8 Replies to “We need an Uber for health care”

  1. When Uber become too much for governments to handle it will become regulated also.  Can our markets please dictate supply and demand?!?!

  2. There actually is currently an Uber for medicine: its called Concierge Medicine, and it works as long as you are: 1) basically healthy and 2) wealthy. There is a fundamental fallacy in the application of the rational actor model and associated cost-benefit analysis to patient utilization of medical resources; even modifications incorporating assumptions of bounded rationality that approach realistic decision making undermine the entire analytical structure. Not only are people generally incapable of categorizing health risk in the future arising from decisions now, but the financial structure (with third party payers) decouples the patient/consumer from the real cost of the service. The idea that market forces can bring about either: 1) cost containment or 2) quality control has a ready counter-example that currently exists: cosmetic surgery. Here there is the classical supply/demand relationship between the consumer and service provider (since no third party payers), the price of cosmetic surgery is substantially higher that its "real" costs by any metric you would like to use (i.e. facilities, supplies, expertise/training of personnel), and the incidence of misadventures is certainly no better for equivalently complex medically indicated procedures. 

    This video is, unfortunately, too typical of the uninformed, superficial analysis that percolates through current discussions about economics of healthcare.

  3. You sound like you've had a medical emergency or even know someone who has. No, you don't have time to calmly look around for the cheapest options. I'll let you die if you don't pay me a million dollars. Yeah you have "freedom" to go ahead and die, but it's hardly the world most people want to live in.  By the very nature of the business it can never be properly  controlled by market forces.

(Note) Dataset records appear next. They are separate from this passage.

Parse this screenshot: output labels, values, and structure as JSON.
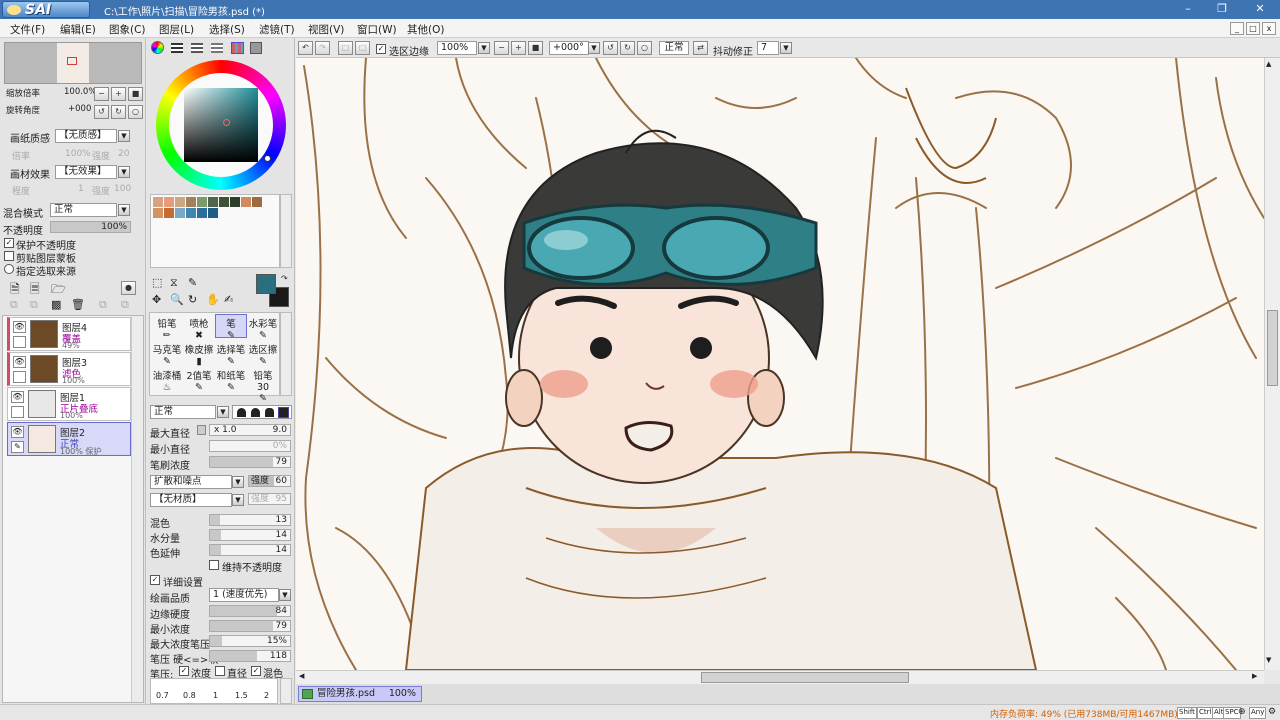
{
  "app": {
    "logo_small": "PaintTool",
    "logo_big": "SAI",
    "title": "C:\\工作\\照片\\扫描\\冒险男孩.psd (*)"
  },
  "menu": [
    "文件(F)",
    "编辑(E)",
    "图象(C)",
    "图层(L)",
    "选择(S)",
    "滤镜(T)",
    "视图(V)",
    "窗口(W)",
    "其他(O)"
  ],
  "navigator": {
    "zoom_label": "缩放倍率",
    "zoom_value": "100.0%",
    "rotate_label": "旋转角度",
    "rotate_value": "+000"
  },
  "paper": {
    "texture_label": "画纸质感",
    "texture_value": "【无质感】",
    "texture_scale_label": "倍率",
    "texture_scale_value": "100%",
    "texture_strength_label": "强度",
    "texture_strength_value": "20",
    "effect_label": "画材效果",
    "effect_value": "【无效果】",
    "effect_width_label": "程度",
    "effect_width_value": "1",
    "effect_strength_label": "强度",
    "effect_strength_value": "100"
  },
  "blend": {
    "mode_label": "混合模式",
    "mode_value": "正常",
    "opacity_label": "不透明度",
    "opacity_value": "100%",
    "opacity_fraction": 1.0,
    "preserve_opacity": "保护不透明度",
    "clip_group": "剪贴图层蒙板",
    "selection_source": "指定选取来源"
  },
  "layers": [
    {
      "name": "图层4",
      "mode": "覆盖",
      "opacity": "49%",
      "color": "#6b4a25"
    },
    {
      "name": "图层3",
      "mode": "滤色",
      "opacity": "100%",
      "color": "#6b4a25"
    },
    {
      "name": "图层1",
      "mode": "正片叠底",
      "opacity": "100%",
      "color": "#e8e8e8"
    },
    {
      "name": "图层2",
      "mode": "正常",
      "opacity": "100% 保护",
      "color": "#f4e8e0"
    }
  ],
  "colors": {
    "primary": "#2b6f7f",
    "secondary": "#1a1a1a",
    "picker_inner": "#3b8a8f"
  },
  "swatches": [
    "#d6a283",
    "#e79b78",
    "#c9a783",
    "#a37f5b",
    "#7d9a6b",
    "#50664b",
    "#3d5237",
    "#2d3d29",
    "#d18a5c",
    "#9e6b3f",
    "#d49460",
    "#c26c33",
    "#7ca8c8",
    "#3f85b2",
    "#2a6e9e",
    "#1f5c86"
  ],
  "tools": {
    "row1": [
      "铅笔",
      "喷枪",
      "笔",
      "水彩笔"
    ],
    "row2": [
      "马克笔",
      "橡皮擦",
      "选择笔",
      "选区擦"
    ],
    "row3": [
      "油漆桶",
      "2值笔",
      "和纸笔",
      "铅笔30"
    ]
  },
  "brush": {
    "mode": "正常",
    "max_size_label": "最大直径",
    "max_size_mult": "x 1.0",
    "max_size_value": "9.0",
    "min_size_label": "最小直径",
    "min_size_value": "0%",
    "density_label": "笔刷浓度",
    "density_value": "79",
    "shape_value": "扩散和噪点",
    "shape_strength_label": "强度",
    "shape_strength_value": "60",
    "texture_value": "【无材质】",
    "texture_strength_label": "强度",
    "texture_strength_value": "95",
    "blending_label": "混色",
    "blending_value": "13",
    "dilution_label": "水分量",
    "dilution_value": "14",
    "persistence_label": "色延伸",
    "persistence_value": "14",
    "keep_opacity": "维持不透明度",
    "advanced_label": "详细设置",
    "quality_label": "绘画品质",
    "quality_value": "1 (速度优先)",
    "edge_label": "边缘硬度",
    "edge_value": "84",
    "min_density_label": "最小浓度",
    "min_density_value": "79",
    "pressure_label": "最大浓度笔压",
    "pressure_value": "15%",
    "hardsoft_label": "笔压 硬<=>软",
    "hardsoft_value": "118",
    "pressure_opts_label": "笔压:",
    "opt_density": "浓度",
    "opt_size": "直径",
    "opt_blend": "混色",
    "size_presets": [
      "0.7",
      "0.8",
      "1",
      "1.5",
      "2"
    ]
  },
  "canvasbar": {
    "sel_edge": "选区边缘",
    "zoom": "100%",
    "angle": "+000°",
    "mode": "正常",
    "stabilizer_label": "抖动修正",
    "stabilizer_value": "7"
  },
  "tab": {
    "file": "冒险男孩.psd",
    "zoom": "100%"
  },
  "status": {
    "memory": "内存负荷率: 49% (已用738MB/可用1467MB)",
    "keys": [
      "Shift",
      "Ctrl",
      "Alt",
      "SPC",
      "Any"
    ]
  }
}
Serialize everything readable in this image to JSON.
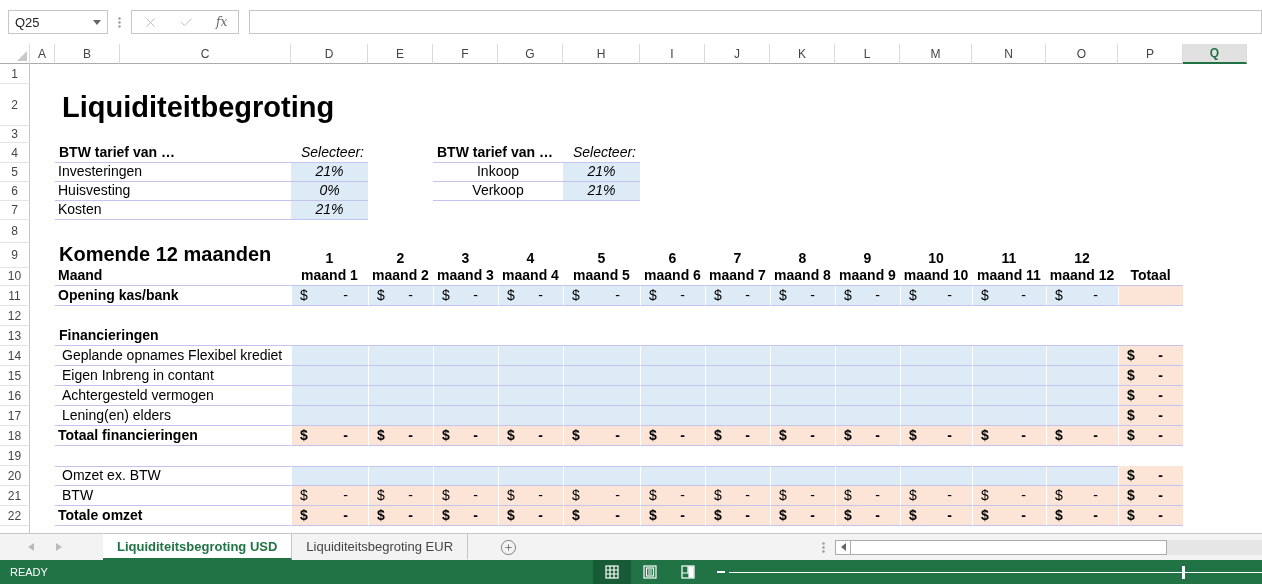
{
  "name_box": "Q25",
  "formula_button": "fx",
  "columns": [
    {
      "label": "A",
      "selected": false
    },
    {
      "label": "B",
      "selected": false
    },
    {
      "label": "C",
      "selected": false
    },
    {
      "label": "D",
      "selected": false
    },
    {
      "label": "E",
      "selected": false
    },
    {
      "label": "F",
      "selected": false
    },
    {
      "label": "G",
      "selected": false
    },
    {
      "label": "H",
      "selected": false
    },
    {
      "label": "I",
      "selected": false
    },
    {
      "label": "J",
      "selected": false
    },
    {
      "label": "K",
      "selected": false
    },
    {
      "label": "L",
      "selected": false
    },
    {
      "label": "M",
      "selected": false
    },
    {
      "label": "N",
      "selected": false
    },
    {
      "label": "O",
      "selected": false
    },
    {
      "label": "P",
      "selected": false
    },
    {
      "label": "Q",
      "selected": true
    }
  ],
  "row_numbers": [
    "1",
    "2",
    "3",
    "4",
    "5",
    "6",
    "7",
    "8",
    "9",
    "10",
    "11",
    "12",
    "13",
    "14",
    "15",
    "16",
    "17",
    "18",
    "19",
    "20",
    "21",
    "22"
  ],
  "title": "Liquiditeitbegroting",
  "vat_left": {
    "header": "BTW tarief van …",
    "select_label": "Selecteer:",
    "rows": [
      {
        "label": "Investeringen",
        "value": "21%"
      },
      {
        "label": "Huisvesting",
        "value": "0%"
      },
      {
        "label": "Kosten",
        "value": "21%"
      }
    ]
  },
  "vat_right": {
    "header": "BTW tarief van …",
    "select_label": "Selecteer:",
    "rows": [
      {
        "label": "Inkoop",
        "value": "21%"
      },
      {
        "label": "Verkoop",
        "value": "21%"
      }
    ]
  },
  "period_title": "Komende 12 maanden",
  "month_numbers": [
    "1",
    "2",
    "3",
    "4",
    "5",
    "6",
    "7",
    "8",
    "9",
    "10",
    "11",
    "12"
  ],
  "month_label": "Maand",
  "months": [
    "maand 1",
    "maand 2",
    "maand 3",
    "maand 4",
    "maand 5",
    "maand 6",
    "maand 7",
    "maand 8",
    "maand 9",
    "maand 10",
    "maand 11",
    "maand 12"
  ],
  "total_header": "Totaal",
  "body": [
    {
      "kind": "data",
      "label": "Opening kas/bank",
      "bold": true,
      "indented": false,
      "editable": true,
      "amount_bold": false,
      "cells": [
        {
          "currency": "$",
          "value": "-"
        },
        {
          "currency": "$",
          "value": "-"
        },
        {
          "currency": "$",
          "value": "-"
        },
        {
          "currency": "$",
          "value": "-"
        },
        {
          "currency": "$",
          "value": "-"
        },
        {
          "currency": "$",
          "value": "-"
        },
        {
          "currency": "$",
          "value": "-"
        },
        {
          "currency": "$",
          "value": "-"
        },
        {
          "currency": "$",
          "value": "-"
        },
        {
          "currency": "$",
          "value": "-"
        },
        {
          "currency": "$",
          "value": "-"
        },
        {
          "currency": "$",
          "value": "-"
        }
      ],
      "total": {
        "editable": false
      }
    },
    {
      "kind": "blank"
    },
    {
      "kind": "heading",
      "label": "Financieringen"
    },
    {
      "kind": "data",
      "label": "Geplande opnames Flexibel krediet",
      "bold": false,
      "indented": true,
      "editable": true,
      "total": {
        "editable": false,
        "currency": "$",
        "value": "-",
        "bold": true
      }
    },
    {
      "kind": "data",
      "label": "Eigen Inbreng in contant",
      "bold": false,
      "indented": true,
      "editable": true,
      "total": {
        "editable": false,
        "currency": "$",
        "value": "-",
        "bold": true
      }
    },
    {
      "kind": "data",
      "label": "Achtergesteld vermogen",
      "bold": false,
      "indented": true,
      "editable": true,
      "total": {
        "editable": false,
        "currency": "$",
        "value": "-",
        "bold": true
      }
    },
    {
      "kind": "data",
      "label": "Lening(en) elders",
      "bold": false,
      "indented": true,
      "editable": true,
      "total": {
        "editable": false,
        "currency": "$",
        "value": "-",
        "bold": true
      }
    },
    {
      "kind": "data",
      "label": "Totaal financieringen",
      "bold": true,
      "indented": false,
      "editable": false,
      "amount_bold": true,
      "cells": [
        {
          "currency": "$",
          "value": "-"
        },
        {
          "currency": "$",
          "value": "-"
        },
        {
          "currency": "$",
          "value": "-"
        },
        {
          "currency": "$",
          "value": "-"
        },
        {
          "currency": "$",
          "value": "-"
        },
        {
          "currency": "$",
          "value": "-"
        },
        {
          "currency": "$",
          "value": "-"
        },
        {
          "currency": "$",
          "value": "-"
        },
        {
          "currency": "$",
          "value": "-"
        },
        {
          "currency": "$",
          "value": "-"
        },
        {
          "currency": "$",
          "value": "-"
        },
        {
          "currency": "$",
          "value": "-"
        }
      ],
      "total": {
        "editable": false,
        "currency": "$",
        "value": "-",
        "bold": true
      }
    },
    {
      "kind": "blank"
    },
    {
      "kind": "data",
      "label": "Omzet ex. BTW",
      "bold": false,
      "indented": true,
      "editable": true,
      "rule_above": true,
      "total": {
        "editable": false,
        "currency": "$",
        "value": "-",
        "bold": true
      }
    },
    {
      "kind": "data",
      "label": "BTW",
      "bold": false,
      "indented": true,
      "editable": false,
      "amount_bold": false,
      "cells": [
        {
          "currency": "$",
          "value": "-"
        },
        {
          "currency": "$",
          "value": "-"
        },
        {
          "currency": "$",
          "value": "-"
        },
        {
          "currency": "$",
          "value": "-"
        },
        {
          "currency": "$",
          "value": "-"
        },
        {
          "currency": "$",
          "value": "-"
        },
        {
          "currency": "$",
          "value": "-"
        },
        {
          "currency": "$",
          "value": "-"
        },
        {
          "currency": "$",
          "value": "-"
        },
        {
          "currency": "$",
          "value": "-"
        },
        {
          "currency": "$",
          "value": "-"
        },
        {
          "currency": "$",
          "value": "-"
        }
      ],
      "total": {
        "editable": false,
        "currency": "$",
        "value": "-",
        "bold": true
      }
    },
    {
      "kind": "data",
      "label": "Totale omzet",
      "bold": true,
      "indented": false,
      "editable": false,
      "amount_bold": true,
      "cells": [
        {
          "currency": "$",
          "value": "-"
        },
        {
          "currency": "$",
          "value": "-"
        },
        {
          "currency": "$",
          "value": "-"
        },
        {
          "currency": "$",
          "value": "-"
        },
        {
          "currency": "$",
          "value": "-"
        },
        {
          "currency": "$",
          "value": "-"
        },
        {
          "currency": "$",
          "value": "-"
        },
        {
          "currency": "$",
          "value": "-"
        },
        {
          "currency": "$",
          "value": "-"
        },
        {
          "currency": "$",
          "value": "-"
        },
        {
          "currency": "$",
          "value": "-"
        },
        {
          "currency": "$",
          "value": "-"
        }
      ],
      "total": {
        "editable": false,
        "currency": "$",
        "value": "-",
        "bold": true
      }
    }
  ],
  "tabs": [
    {
      "label": "Liquiditeitsbegroting USD",
      "selected": true
    },
    {
      "label": "Liquiditeitsbegroting EUR",
      "selected": false
    }
  ],
  "status_bar": {
    "status": "READY",
    "views": [
      {
        "kind": "normal",
        "selected": true
      },
      {
        "kind": "page_layout",
        "selected": false
      },
      {
        "kind": "page_break",
        "selected": false
      }
    ],
    "zoom": {
      "level": 0.85
    }
  }
}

  4. I tried finding a doctor that would take me on as a patient and I only went to 3 doctors in my area and they all said that they were not taking on anymore patients.  I was sick at the time and clearly sick and no one would see me.  The office people had no compassion.  I finally went to Walmart and saw the nurse there and got the round of antibiotics that I needed at the time for my sinus infection.  So I did that several times for my annual sinus infection, went to the Walmart nurse to get antibiotics, then one day, the nurse wouldn't give me any antibiotics.  The overweight nurse Nazi told me that I only had a cold and would have to wait it out and drink lots of fluids.  WTF, is there a test for that, to determine whether it's a cold or a sinus infection.  I didn't even get my money back for the visit.  Desperate, I went online and discovered that unless it's a controlled substance, you can purchase uncontrolled drugs online legally.  I purchased 4 rounds of antibiotics online for the price of one nurse's visit at Walmart.  It was peace of mind to know that if I got sick, I'd have what I needed on hand.  Now I practice more and more alternative medicine and changing my diet so that I don't get sick once a year.  I've gone from taking 4 prescription medications a day in 2007 to not getting sick at all in 2014.

  5. NIce to see my ex-Prof on this – I just found his blog via Capital Ideas.  I had been mentioning about an Uber for health care and my colleague/friend is doing a mobile app that I christened it to the same moniker prior to seeing this post. Curely.co (app is Curely)

  6. I like the concept, but one of the problems we know is that the more a hospital does a specific surgery the fewer the complications and the better the outcome for the patient. Thus more hospitals doing fewer procedures equals worse outcomes.

  7. My understanding is that Uber drivers don't profit and in some cases operate at a loss. Can you address this concern? If it's true, how might an Uber-like model of health care be different and not self-destructive to doctors?